From Zero to Basic Strategy: RL Learns Blackjack
Can a machine, starting with no knowledge of blackjack, discover the same “basic strategy” that humans use? This first experiment uses a simplified environment and Monte Carlo Control to find out.
Simplified Environment
The starting point is a one-deck game with only two possible actions: Hit or Stand. The dealer follows the standard rule of hitting until reaching 17 or more. No doubling, splitting, or betting is included yet.
class BlackjackEnv:
def __init__(self):
self.deck, self.player, self.dealer = [], [], []

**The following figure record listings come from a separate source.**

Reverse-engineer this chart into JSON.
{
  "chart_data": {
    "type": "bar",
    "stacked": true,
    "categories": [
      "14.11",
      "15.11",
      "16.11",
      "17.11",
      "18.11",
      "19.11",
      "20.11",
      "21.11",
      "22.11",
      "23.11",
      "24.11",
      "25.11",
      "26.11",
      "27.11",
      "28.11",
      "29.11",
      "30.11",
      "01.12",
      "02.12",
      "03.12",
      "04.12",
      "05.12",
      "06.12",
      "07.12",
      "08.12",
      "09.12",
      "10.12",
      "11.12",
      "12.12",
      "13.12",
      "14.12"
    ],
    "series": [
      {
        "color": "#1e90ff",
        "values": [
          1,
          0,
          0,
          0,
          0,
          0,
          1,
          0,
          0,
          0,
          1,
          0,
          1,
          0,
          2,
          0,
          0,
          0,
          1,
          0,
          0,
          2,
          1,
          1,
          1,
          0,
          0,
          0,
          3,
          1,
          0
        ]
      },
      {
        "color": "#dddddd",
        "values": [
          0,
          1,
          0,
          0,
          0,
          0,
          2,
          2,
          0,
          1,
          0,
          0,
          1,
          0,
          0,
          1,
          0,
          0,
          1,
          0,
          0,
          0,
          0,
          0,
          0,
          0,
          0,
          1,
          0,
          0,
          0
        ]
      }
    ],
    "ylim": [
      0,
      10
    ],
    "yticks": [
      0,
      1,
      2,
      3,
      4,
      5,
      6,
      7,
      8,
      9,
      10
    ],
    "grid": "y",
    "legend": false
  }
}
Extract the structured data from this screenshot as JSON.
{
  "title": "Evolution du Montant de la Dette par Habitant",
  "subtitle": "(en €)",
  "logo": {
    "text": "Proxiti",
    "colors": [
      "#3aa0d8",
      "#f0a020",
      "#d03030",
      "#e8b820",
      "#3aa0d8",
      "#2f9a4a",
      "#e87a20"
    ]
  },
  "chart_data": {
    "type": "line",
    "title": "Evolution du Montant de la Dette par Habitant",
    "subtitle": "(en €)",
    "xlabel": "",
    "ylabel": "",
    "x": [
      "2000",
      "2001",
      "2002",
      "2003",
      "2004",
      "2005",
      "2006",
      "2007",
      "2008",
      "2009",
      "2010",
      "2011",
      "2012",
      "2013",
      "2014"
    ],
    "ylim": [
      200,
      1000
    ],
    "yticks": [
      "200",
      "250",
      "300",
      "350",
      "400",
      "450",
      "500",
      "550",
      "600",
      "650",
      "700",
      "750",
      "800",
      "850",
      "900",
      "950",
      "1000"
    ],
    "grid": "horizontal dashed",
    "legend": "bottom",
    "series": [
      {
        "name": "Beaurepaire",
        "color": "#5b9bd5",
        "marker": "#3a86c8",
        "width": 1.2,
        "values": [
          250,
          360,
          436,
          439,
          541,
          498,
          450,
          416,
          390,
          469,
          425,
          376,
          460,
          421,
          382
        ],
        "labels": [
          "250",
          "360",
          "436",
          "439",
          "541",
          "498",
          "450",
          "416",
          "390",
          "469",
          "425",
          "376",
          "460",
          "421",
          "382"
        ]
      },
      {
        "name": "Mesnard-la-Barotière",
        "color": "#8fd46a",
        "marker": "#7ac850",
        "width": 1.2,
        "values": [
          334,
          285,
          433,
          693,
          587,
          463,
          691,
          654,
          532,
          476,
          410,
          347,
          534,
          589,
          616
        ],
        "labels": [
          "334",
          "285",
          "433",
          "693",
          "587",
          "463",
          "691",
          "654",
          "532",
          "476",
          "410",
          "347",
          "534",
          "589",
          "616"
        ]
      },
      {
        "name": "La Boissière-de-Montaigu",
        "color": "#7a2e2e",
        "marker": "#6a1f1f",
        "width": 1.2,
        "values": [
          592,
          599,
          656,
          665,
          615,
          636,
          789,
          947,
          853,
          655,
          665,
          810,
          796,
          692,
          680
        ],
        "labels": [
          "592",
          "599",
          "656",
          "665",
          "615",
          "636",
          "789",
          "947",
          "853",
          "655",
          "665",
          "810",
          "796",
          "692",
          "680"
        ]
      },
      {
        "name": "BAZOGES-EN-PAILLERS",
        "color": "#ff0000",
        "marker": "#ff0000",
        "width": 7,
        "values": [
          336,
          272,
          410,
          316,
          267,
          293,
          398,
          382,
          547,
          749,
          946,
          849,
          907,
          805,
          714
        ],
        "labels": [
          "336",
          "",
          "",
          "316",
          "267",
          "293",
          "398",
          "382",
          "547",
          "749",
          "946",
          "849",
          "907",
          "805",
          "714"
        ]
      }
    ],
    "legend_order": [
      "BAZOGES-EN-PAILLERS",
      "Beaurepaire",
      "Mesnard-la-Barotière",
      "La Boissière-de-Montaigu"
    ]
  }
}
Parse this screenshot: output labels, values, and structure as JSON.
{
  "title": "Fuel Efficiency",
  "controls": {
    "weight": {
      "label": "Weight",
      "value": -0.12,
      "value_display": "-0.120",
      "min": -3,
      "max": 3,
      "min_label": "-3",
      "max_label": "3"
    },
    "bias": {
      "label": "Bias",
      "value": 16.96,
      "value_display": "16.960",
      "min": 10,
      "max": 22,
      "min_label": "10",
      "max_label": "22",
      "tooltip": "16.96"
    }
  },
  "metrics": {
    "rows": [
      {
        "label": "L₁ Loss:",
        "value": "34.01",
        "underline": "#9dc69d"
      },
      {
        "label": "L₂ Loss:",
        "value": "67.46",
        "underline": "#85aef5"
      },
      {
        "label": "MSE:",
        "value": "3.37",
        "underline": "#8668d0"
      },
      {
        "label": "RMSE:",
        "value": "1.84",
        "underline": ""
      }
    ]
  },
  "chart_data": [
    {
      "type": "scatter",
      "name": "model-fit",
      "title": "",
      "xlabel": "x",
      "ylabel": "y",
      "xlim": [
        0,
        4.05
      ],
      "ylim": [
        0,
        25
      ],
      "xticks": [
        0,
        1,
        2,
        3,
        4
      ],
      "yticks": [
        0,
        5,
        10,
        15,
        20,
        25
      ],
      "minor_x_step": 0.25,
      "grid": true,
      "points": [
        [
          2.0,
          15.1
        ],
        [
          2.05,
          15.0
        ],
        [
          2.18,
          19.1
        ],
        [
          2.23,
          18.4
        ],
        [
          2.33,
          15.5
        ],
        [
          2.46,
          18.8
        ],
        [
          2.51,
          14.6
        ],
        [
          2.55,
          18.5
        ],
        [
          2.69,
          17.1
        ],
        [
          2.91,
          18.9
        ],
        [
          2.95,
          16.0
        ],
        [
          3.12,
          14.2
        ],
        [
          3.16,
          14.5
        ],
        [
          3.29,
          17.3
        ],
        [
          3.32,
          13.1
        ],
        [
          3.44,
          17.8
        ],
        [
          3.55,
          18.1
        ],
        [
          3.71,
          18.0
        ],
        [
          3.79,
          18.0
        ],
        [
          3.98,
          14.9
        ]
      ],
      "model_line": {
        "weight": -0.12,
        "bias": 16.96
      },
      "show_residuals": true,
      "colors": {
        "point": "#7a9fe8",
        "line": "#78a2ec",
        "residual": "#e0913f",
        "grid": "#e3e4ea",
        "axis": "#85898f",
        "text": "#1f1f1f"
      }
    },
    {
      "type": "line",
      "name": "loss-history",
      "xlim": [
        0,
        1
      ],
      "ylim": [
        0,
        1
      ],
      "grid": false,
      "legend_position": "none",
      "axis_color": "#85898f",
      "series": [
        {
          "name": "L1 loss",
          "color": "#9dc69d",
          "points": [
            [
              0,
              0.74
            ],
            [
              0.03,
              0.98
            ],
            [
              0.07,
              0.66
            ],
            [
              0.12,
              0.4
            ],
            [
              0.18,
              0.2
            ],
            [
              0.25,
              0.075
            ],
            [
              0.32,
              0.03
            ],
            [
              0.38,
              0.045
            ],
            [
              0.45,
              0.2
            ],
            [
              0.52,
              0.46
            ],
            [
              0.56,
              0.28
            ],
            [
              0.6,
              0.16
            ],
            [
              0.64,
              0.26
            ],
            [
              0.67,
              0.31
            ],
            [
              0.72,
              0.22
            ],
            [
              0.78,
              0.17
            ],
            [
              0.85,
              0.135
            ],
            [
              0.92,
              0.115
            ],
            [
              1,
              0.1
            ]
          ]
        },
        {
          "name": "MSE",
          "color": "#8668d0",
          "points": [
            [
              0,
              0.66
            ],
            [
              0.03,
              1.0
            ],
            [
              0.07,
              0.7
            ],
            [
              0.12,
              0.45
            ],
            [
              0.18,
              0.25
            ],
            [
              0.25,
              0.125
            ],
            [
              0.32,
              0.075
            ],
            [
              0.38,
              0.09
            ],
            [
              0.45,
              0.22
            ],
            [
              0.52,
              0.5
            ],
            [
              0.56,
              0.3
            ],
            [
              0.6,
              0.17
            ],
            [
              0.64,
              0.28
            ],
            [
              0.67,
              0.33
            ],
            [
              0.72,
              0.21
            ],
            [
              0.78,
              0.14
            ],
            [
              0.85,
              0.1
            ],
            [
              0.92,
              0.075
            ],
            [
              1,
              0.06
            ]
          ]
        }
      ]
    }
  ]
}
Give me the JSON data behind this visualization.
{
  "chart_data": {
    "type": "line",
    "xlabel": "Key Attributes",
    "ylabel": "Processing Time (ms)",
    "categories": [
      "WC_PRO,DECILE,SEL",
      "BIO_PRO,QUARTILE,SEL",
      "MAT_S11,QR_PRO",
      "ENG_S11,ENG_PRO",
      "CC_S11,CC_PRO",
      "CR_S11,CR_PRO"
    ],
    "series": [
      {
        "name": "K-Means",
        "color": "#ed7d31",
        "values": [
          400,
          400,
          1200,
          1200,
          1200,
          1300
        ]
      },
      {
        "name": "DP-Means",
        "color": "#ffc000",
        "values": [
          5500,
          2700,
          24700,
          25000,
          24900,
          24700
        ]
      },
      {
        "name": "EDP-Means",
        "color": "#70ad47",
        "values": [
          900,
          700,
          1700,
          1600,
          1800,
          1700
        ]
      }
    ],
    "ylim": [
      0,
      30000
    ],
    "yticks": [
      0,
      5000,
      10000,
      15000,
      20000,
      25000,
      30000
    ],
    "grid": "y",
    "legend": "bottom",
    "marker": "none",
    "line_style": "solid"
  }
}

...This environment reduces blackjack to the essential decision: when to take another card and when to stop.
Monte Carlo Control
The agent is trained by playing thousands of full games. At the end of each game, rewards are calculated, and the state–action values (Q-values) are updated. Over time, the agent converges on a strategy that maximizes its long-term return.
def mc_control(num_episodes=200000, epsilon=0.1, gamma=1.0):
Q = defaultdict(lambda: np.zeros(2)) # 0=Hit, 1=Stand
...Visualizing the Policy
The learned strategy can be plotted in a grid showing player totals (12–21) versus dealer upcards (1–10).
def extract_policy_grid(policy, usable_ace):
grid = np.zeros((10, 10))
for player in range(12, 22):
for dealer in range(1, 11):
state = (player, dealer, usable_ace)
grid[player-12, dealer-1] = policy.get(state, 0)
return gridThis produces heatmaps where red indicates “Hit” and blue indicates “Stand.”


Policy Summary
For a more interpretable format, the policy can be summarized in text:
1 2 3 4 5 6 7 8 9 10
Hard 12: H H H H S S H H H H
Hard 13: H S S S S S H H H H
Hard 14: H H H H S S H H H H
...The results closely resemble human basic strategy. The agent has learned:
- To stand on 17 or more.
- To let the dealer bust when showing a weak card (2–6).
- To hit aggressively with a soft hand until reaching 18–19.
Takeaways
Monte Carlo RL, given no prior knowledge, converges on strategies that look remarkably similar to basic blackjack charts. Even in this simplified environment, the core principles of optimal play emerge naturally from trial and error.